Complexity is innate to software, and complex things fail. Complex systems interact in unexpected ways. The more they're asked to do and the larger they get, the more likely unanticipated consequences will pop up.
The question isn't whether or not software projects will sometimes fail. They will. A conservative estimate of the cost of federal software failures pegs the annual value at $3 billion, according to Robert Charette, president of ITABHI Corp., a Spotsylvania, Va., risk-management consultancy.
Take the failure of an Internal Revenue Service electronic fraud detection system, for example. The IRS worked for five years to replace its old system with new Web-based software. Was the failure of the Web-based software a function of its essence, or was it an accident?
The tax agency had assurances from contractor Computer Sciences Corp. of El Segundo, Calif., that the new system would be online by January 2006. It wasn't. The IRS had no contingency plan and already had shut down its original system, leaving the 2006 tax season wide open for cheats.
As a result, according to a Treasury Department inspector general for tax administration report (TIGTA 2006-20-108), tax dodgers may have gotten away with $318.3 million in improper refunds. The IRS had invested $20.5 million in the Web-based system through last April.
When auditors investigated, they found that developers were unfamiliar with user needs, teams failed to coordinate with each other (so when one team made a change affecting others, the other teams wouldn't know about it, requiring a software fix), there was excessive turnover among CSC and IRS employees, and CSC repeatedly missed intermediate deadlines while still promising to complete the project on time.

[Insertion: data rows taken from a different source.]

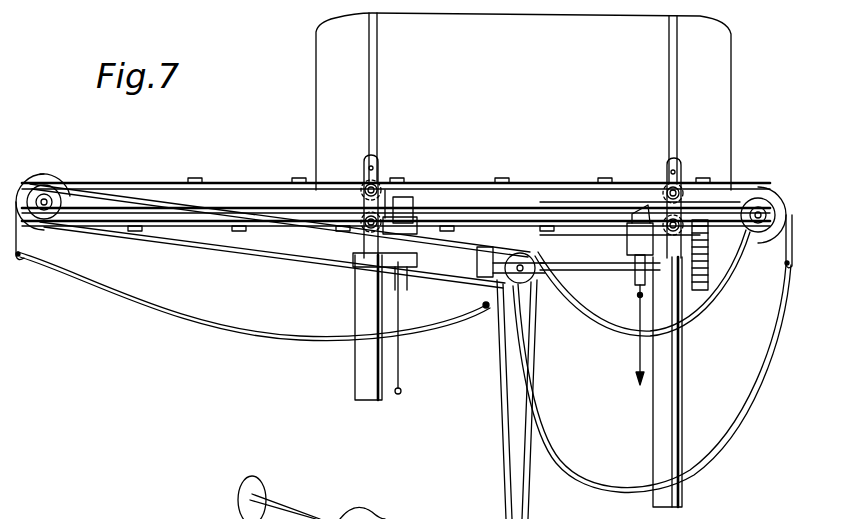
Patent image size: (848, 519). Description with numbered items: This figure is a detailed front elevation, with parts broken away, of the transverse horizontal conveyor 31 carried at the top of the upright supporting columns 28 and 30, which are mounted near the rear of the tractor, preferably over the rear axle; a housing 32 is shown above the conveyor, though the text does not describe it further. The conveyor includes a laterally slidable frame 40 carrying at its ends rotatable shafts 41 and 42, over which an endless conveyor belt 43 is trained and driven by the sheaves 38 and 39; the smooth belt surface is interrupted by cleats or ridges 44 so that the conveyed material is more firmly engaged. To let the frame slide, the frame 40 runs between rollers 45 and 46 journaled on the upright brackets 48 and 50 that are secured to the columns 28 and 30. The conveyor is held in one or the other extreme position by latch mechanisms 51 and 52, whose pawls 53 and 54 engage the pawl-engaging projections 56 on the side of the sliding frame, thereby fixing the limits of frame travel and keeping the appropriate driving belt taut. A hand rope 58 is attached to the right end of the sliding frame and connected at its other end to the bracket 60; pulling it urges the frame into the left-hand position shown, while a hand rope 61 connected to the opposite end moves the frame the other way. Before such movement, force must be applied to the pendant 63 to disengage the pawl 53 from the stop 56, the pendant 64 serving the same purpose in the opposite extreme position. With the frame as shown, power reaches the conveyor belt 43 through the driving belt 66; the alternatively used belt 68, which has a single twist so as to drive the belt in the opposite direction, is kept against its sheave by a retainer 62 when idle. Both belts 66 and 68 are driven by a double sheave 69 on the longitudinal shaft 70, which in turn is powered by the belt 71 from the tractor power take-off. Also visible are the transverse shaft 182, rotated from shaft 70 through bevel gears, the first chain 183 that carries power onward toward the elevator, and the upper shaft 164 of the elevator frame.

The upright supporting column 28 is at (683, 492).
The upright supporting column 30 is at (355, 373).
The transverse horizontal conveyor 31 is at (304, 120).
The housing 32 is at (320, 43).
The sheave 38 is at (757, 198).
The sheave 39 is at (54, 185).
The laterally slidable frame 40 is at (285, 212).
The rotatable shaft 41 is at (758, 218).
The rotatable shaft 42 is at (44, 206).
The endless conveyor belt 43 is at (246, 183).
The cleats or ridges 44 is at (197, 183).
The roller 45 is at (360, 230).
The roller 46 is at (364, 190).
The upright bracket 48 is at (668, 165).
The upright bracket 50 is at (378, 160).
The latch mechanism 51 is at (410, 262).
The latch mechanism 52 is at (634, 270).
The pawl 53 is at (408, 200).
The pawl 54 is at (640, 212).
The pawl-engaging projection 56 is at (386, 200).
The hand rope 58 is at (750, 390).
The bracket 60 is at (485, 312).
The hand rope 61 is at (225, 325).
The retainer 62 is at (33, 178).
The pendant 63 is at (402, 370).
The pendant 64 is at (637, 367).
The driving belt 66 is at (290, 255).
The driving belt 68 is at (600, 490).
The double sheave 69 is at (540, 285).
The longitudinal shaft 70 is at (520, 284).
The belt 71 is at (502, 464).
The upper shaft 164 is at (303, 510).
The transverse shaft 182 is at (608, 264).
The first chain 183 is at (710, 292).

"If anything could go wrong in a system-development-type atmosphere, it went wrong," says Margaret E. Begg, a Treasury tax administration assistant IG.
What happened at the IRS was neither an accident nor an example of software's complex essence, says Charette. It "doesn't even deserve the name 'failure,' " he says. "It's a blunder."

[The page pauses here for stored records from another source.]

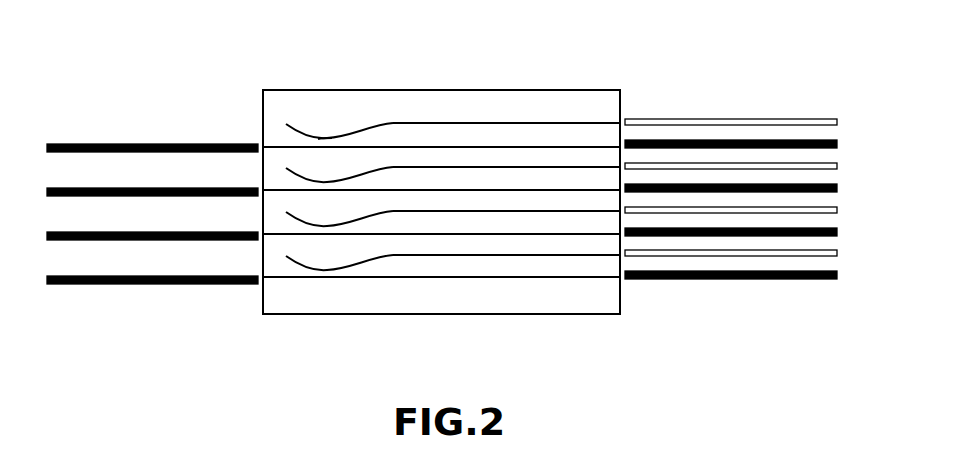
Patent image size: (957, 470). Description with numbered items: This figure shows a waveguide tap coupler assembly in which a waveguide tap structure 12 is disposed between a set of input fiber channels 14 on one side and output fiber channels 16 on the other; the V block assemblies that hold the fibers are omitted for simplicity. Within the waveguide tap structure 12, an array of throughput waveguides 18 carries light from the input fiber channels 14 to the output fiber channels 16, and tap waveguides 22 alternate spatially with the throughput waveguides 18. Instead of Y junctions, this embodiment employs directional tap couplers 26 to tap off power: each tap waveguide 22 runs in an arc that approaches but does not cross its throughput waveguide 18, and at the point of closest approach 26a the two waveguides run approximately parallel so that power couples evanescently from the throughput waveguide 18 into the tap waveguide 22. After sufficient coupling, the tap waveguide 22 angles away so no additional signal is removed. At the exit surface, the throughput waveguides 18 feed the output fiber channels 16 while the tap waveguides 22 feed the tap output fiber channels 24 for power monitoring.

The waveguide tap structure 12 is at (383, 315).
The input fiber channels 14 is at (130, 285).
The output fiber channels 16 is at (752, 280).
The throughput waveguides 18 is at (565, 143).
The tap waveguides 22 is at (467, 122).
The tap output fiber channels 24 is at (800, 256).
The directional tap coupler 26 is at (316, 123).
The point of closest approach 26a is at (332, 135).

No governance process was in place to resolve difficulties and, despite a critical need for the software to perform, risks surrounding the project piled up mostly unattended, the IG found. When, before the project's collapse, the IRS director of refund crimes requested an independent study to scrutinize whether CSC would be able to deliver on its promises, he was informed that "the time needed to resolve 'a few existing glitches' " would prevent the study from starting until after the final deadline.
At another point, when an IRS employee found that CSC grossly exaggerated the work it had completed, the IRS "did not pursue the matter," IG investigators found.
CSC refused to comment, citing contractual obligations. Asked about specific problems cited by auditors, the IRS responded with a statement that it is "taking a number of steps to ensure the continued integrity of this system" and has revamped its governance structure so "significant risks and issues are identified early on and elevated to the appropriate executive level for attention."
A blunder is classic and boring, the stuff of basic project management, Charette says. It's made up of avoidable execution mistakes. Proper management of a software project includes building into the design enough wiggle room to absorb a reasonable number of mistakes.
Blunders are avoidable, but also unlikely to disappear. Institutional pressures conspire to ensure that, despite having blundered many times, the federal government likely will blunder again. Getting a project funded often means overpromising results while downplaying costs.
Managers have an incentive to make their projects look good, no matter their true status, often in the hope that problems will clear up before anybody else can notice. And, of course, deception is self-reinforcing and self-perpetuating; once it starts, it spreads. The problem is systemic: Industry proposes unrealistic costs and understates risks, while government agencies blithely accept them.
"CSC led them to believe that [the fraud system] would be operational, right up until the end, when in fact, they were unable to deliver," notes Begg.
In August 2005, IRS managers began to realize they had a serious problem. The agency started holding biweekly meetings with contractors, and in early December, executives started meeting daily. During the project's last couple of months, technical staffers were sending out two or three daily voicemail updates.
Finally, on April 19, 2006, the IRS decided it had had enough. The April deadline for most Americans to file their personal tax returns had come and gone with no electronic fraud detection system in place. The agency halted further development work and said it would restore the old system, the one that in 2001 it had said needed replacement. IRS says the old system will be working in time for the 2007 tax season.